Hidalgo County celebrates ‘transformational investment’ in drainage

Only have a minute? Listen instead
Getting your Trinity Audio player ready...
The main drainage on Canton Road is seen on Wednesday, July 19, 2023 in Edinburg. (Delcia Lopez| [email protected])

EDINBURG — “This is a transformational investment,” U.S. Rep. Vicente Gonzalez, D-Brownsville, told a gaggle of press here on Friday about a historic federal investment in infrastructure projects.

With bipartisan support, in 2021, the U.S. Congress approved a $1.2 trillion infrastructure bill meant to address roads, bridges, ports of entry and other critical transportation and utility infrastructure across the country.

And some of those federal dollars have since begun making their way to the Rio Grande Valley, where local officials have long fought to improve outdated drainage infrastructure.

It was one such project that brought Gonzalez to Edinburg on Friday, amid a brief congressional recess.

The congressman was all smiles as he and Hidalgo County leaders celebrated the funding win by breaking ground on a $3.7 million project to widen an approximately 3.5-mile-long section of the North Main Drain.

The funding came as part of the Fiscal Year 2022 Government Spending Bill, according to a news release from Gonzalez’s office.

The Main Drain system, which is divided into north and south sections, is a critical part of the Rio Grande Valley’s overall flood and rainwater drainage system.

Across the Valley, the elevation dips from east to west at a rate of approximately one inch per mile. In the hundred miles between the bluffs of Starr County and the shores of the Laguna Madre, the average elevation change is only a few feet.

That uniform flatness makes it difficult for stormwater to drain, particularly during severe weather events.

From 2015 through the summer of 2020, when Hurricane Hanna struck Port Mansfield, the Valley has seen nearly half a dozen historic rain events that have wrought hundreds of millions of dollars in flood damage.

The main drainage on Canton Road is seen on Wednesday, July 19, 2023 in Edinburg. (Delcia Lopez| [email protected])

As a result, residents and officials both soon learned just how out of date and over capacity the region’s drainage systems were.

Since then, county leaders, working in conjunction with state and federal officials, have worked hard to fund a laundry list of projects to address the issue.
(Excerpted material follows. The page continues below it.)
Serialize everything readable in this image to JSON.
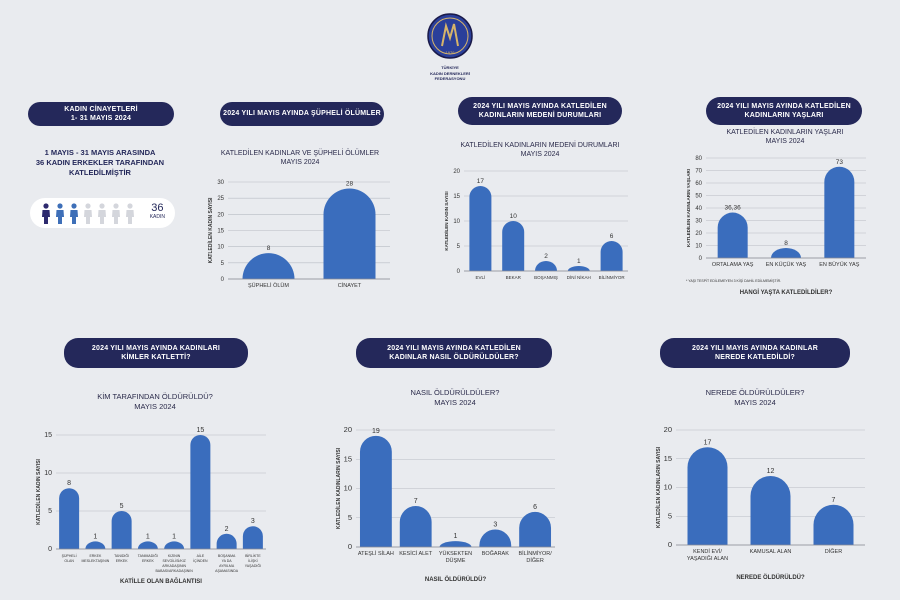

Hidalgo County alone has passed $375 million over the course of two bond elections to fund nearly five dozen individual projects.
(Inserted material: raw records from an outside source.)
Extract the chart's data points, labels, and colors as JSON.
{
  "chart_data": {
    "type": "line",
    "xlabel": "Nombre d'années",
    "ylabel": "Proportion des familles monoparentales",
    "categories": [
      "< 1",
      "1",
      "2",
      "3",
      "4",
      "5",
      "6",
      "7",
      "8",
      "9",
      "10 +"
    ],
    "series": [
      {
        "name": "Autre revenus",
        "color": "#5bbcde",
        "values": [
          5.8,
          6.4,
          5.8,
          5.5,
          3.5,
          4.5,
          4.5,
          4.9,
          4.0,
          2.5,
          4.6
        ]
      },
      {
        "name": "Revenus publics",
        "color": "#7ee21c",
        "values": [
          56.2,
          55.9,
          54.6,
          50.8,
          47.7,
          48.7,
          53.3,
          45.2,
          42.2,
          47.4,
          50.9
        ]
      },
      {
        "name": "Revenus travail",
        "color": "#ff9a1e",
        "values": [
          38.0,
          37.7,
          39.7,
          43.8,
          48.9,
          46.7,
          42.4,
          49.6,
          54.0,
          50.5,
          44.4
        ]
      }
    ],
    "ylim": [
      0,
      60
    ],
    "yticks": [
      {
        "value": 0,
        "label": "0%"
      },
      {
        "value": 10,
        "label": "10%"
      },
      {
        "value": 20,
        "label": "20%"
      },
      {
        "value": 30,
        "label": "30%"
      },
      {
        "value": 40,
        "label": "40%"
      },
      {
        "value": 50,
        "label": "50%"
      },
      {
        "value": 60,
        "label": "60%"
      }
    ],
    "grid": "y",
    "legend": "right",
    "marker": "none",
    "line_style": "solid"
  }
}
High on the priority list are expansions of the Main Drain system, which runs through Edinburg in Precinct 4, then north through the Delta cities of Precinct 1, before continuing on through Willacy County toward the bay.

However, it’s been the county’s ability to leverage those local dollars with state and federal money pots that has allowed them to stretch project funding even further.

“Local, state and federal partnerships are key in improving communities,” Hidalgo County Precinct 4 Commissioner Ellie Torres told the crowd who had gathered for Friday’s groundbreaking.

“This project is going to be a major improvement in our drainage system that pretty much is outdated, that is a little too small for the size of our county,” she added.

The expansion will run from Canton Road near the McColl Road intersection, north to Mile 17 1/2 Road. Torres likened it to expanding the existing canal from a “two-lane water highway to a six-lane water highway.”

As the celebration continued, Gonzalez had his eyes on what’s next.

“We have projects planned in Harlingen, in Combes, in eastern Hidalgo County throughout my district,” he said.